Obama to propose expanding the computer crime laws (again) [UPDATED]
The New York Times gives a preview of a proposal to amend the computer crime laws that President Obama plans to announce as part of his upcoming State of the Union address:
Mr. Obama is proposing to prosecute the sale of botnets, computer networks created to carry out cybercrime, and give courts the power to shut down those involved in denial of service attacks and other fraudulent activities. He is also seeking to criminalize the overseas sale of stolen financial information like credit card and bank account numbers, and expand federal law enforcement authority to deter the sale of spyware used to stalk or commit identity theft.
The White House said the measure would update the organized crime law, the Racketeering Influenced and Corrupt Organizations Act (RICO), to apply to cybercrimes, including ensuring that the penalties associated with them are in line with other infractions.
I'll blog about the details when they become known. The proposal to add the CFAA to the list of RICO predicate offenses has been around for years. My sense is that the proposal is less driven by a specific need for reform than a DOJ instinct that if organized crime is committing an offense, that offense should be a RICO predicate.

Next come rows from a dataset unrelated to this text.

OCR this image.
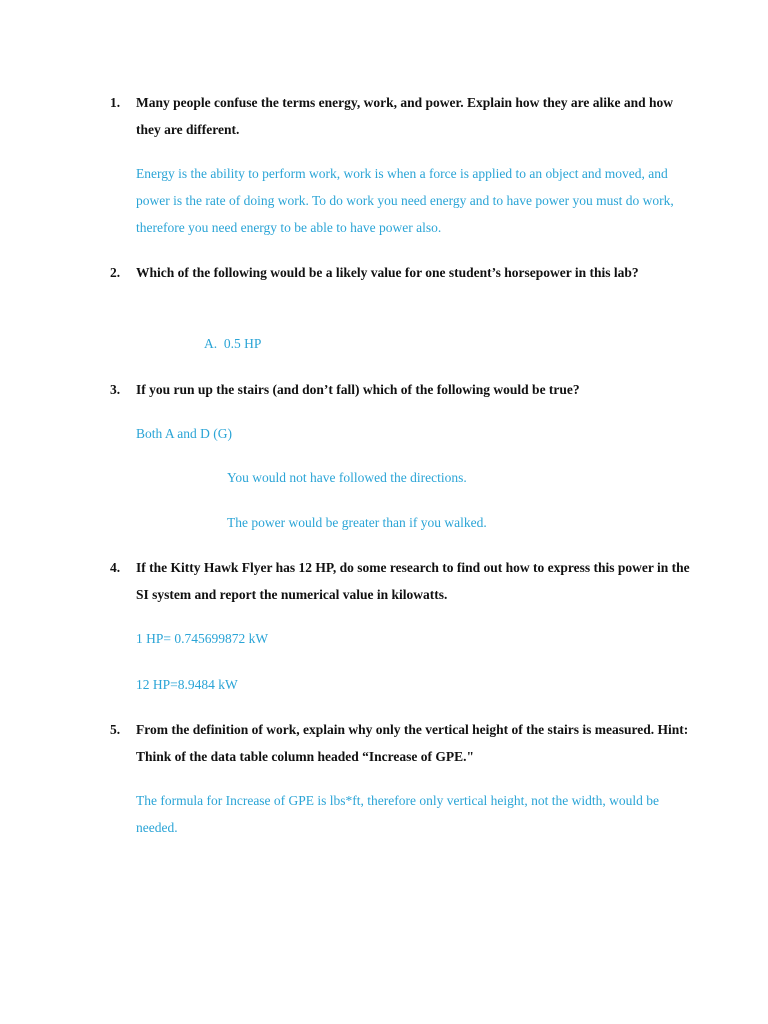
1. Many people confuse the terms energy, work, and power. Explain how they are alike and how they are different.
Energy is the ability to perform work, work is when a force is applied to an object and moved, and power is the rate of doing work. To do work you need energy and to have power you must do work, therefore you need energy to be able to have power also.
2. Which of the following would be a likely value for one student’s horsepower in this lab?
A.  0.5 HP
3. If you run up the stairs (and don’t fall) which of the following would be true?
Both A and D (G)
You would not have followed the directions.
The power would be greater than if you walked.
4. If the Kitty Hawk Flyer has 12 HP, do some research to find out how to express this power in the SI system and report the numerical value in kilowatts.
1 HP= 0.745699872 kW
12 HP=8.9484 kW
5. From the definition of work, explain why only the vertical height of the stairs is measured. Hint: Think of the data table column headed “Increase of GPE."
The formula for Increase of GPE is lbs*ft, therefore only vertical height, not the width, would be needed.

UPDATE: The White House press release offers more detail, although no actual text yet.
Modernizing Law Enforcement Authorities to Combat Cyber Crime: Law enforcement must have appropriate tools to investigate, disrupt and prosecute cyber crime. The Administration's proposal contains provisions that would allow for the prosecution of the sale of botnets, would criminalize the overseas sale of stolen U.S. financial information like credit card and bank account numbers, would expand federal law enforcement authority to deter the sale of spyware used to stalk or commit ID theft, and would give courts the authority to shut down botnets engaged in distributed denial of service attacks and other criminal activity. It also reaffirms important components of 2011 proposals to update the Racketeering Influenced and Corrupt Organizations Act (RICO), a key piece of law used to prosecute organized crime, so that it applies to cybercrimes, clarifies the penalties for computer crimes, and makes sure these penalties are in line with other similar non-cyber crimes. Finally, the proposal modernizes the Computer Fraud and Abuse Act by ensuring that insignificant conduct does not fall within the scope of the statute, while making clear that it can be used to prosecute insiders who abuse their ability to access information to use it for their own purposes.
That last sentence is particularly interesting, although without proposed text it's hard to know what it means.